Barrett's criticism of Walker was much harsher.
"I have a police department that arrests felons. He has a practice of hiring them," Barrett said. The mayor was responding to a Walker ad on crime in Milwaukee and turning the spotlight on an investigation of former Walker aides. Barrett said that both he and the city of Milwaukee had been demonized by Walker. "He’s running a commercial right now that shows a dead baby. He shows a picture of a dead baby. This is Willie Horton stuff," Barrett said. (It's worth noting that the ad in question does not in fact show a picture of a "dead baby," but a blurred out picture of a live child who was later killed. The killing was not reported as a violent crime.)
Walker said Milwaukee crime statistics are a legitimate issue since Barrett had campaigned on them. But the ad is counter to Walker's policy-oriented and mostly positive campaign. Walker rebutted the charge that he was running against Milwaukee, saying he wanted the city to flourish under policies that have benefited the rest of the state. “The difference between the two of us is my answer ... to invest $100 million in the most impoverished corridor in this city, versus your plan, which is to spend $100 million on a trolley that goes barely two miles on the east side of Milwaukee. I think that’s the real choice people have between the two of us: one plan moves us backward, the other moves us forward,” Walker said.

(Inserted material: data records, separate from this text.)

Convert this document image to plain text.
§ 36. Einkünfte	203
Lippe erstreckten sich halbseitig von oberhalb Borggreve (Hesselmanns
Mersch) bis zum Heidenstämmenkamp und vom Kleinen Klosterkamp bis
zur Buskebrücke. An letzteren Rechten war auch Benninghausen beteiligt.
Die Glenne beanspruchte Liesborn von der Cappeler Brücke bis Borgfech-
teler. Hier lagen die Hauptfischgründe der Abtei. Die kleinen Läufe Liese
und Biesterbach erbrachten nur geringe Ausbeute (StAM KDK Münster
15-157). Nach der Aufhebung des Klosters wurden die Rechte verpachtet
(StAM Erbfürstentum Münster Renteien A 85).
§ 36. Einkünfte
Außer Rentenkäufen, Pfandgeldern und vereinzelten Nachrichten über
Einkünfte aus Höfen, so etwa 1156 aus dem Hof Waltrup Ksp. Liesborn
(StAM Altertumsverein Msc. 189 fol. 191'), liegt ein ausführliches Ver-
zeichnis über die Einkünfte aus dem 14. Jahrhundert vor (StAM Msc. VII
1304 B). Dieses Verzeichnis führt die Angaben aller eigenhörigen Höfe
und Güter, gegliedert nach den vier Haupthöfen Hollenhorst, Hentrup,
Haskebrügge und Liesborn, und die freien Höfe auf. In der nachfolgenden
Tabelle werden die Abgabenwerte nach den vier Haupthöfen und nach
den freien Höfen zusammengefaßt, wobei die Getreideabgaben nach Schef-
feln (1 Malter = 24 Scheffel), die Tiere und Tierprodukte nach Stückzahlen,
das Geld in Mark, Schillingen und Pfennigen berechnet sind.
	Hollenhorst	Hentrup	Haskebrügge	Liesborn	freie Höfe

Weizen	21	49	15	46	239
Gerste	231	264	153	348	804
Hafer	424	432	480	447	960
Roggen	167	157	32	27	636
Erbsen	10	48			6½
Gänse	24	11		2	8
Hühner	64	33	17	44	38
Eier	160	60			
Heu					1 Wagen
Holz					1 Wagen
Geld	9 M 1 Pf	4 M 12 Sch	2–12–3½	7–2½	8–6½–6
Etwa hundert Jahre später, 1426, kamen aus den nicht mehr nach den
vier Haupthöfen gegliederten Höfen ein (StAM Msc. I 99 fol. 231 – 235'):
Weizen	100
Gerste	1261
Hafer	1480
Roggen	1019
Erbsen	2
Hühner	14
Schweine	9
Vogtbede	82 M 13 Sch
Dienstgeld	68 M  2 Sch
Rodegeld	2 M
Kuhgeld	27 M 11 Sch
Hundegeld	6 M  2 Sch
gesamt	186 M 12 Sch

And so Barrett and Walker played roles they've firmly and quickly established during the one-month campaign, with the mayor launching character attacks and the governor talking about his record. During a brief post-debate press conference, Barrett dwelled on the investigation of Walker's aides. "I think when push comes to shove, voters will come back and say, this was about the last year and a half, whether or not there was success or not," Walker told reporters. "The mayor's only plan is to attack."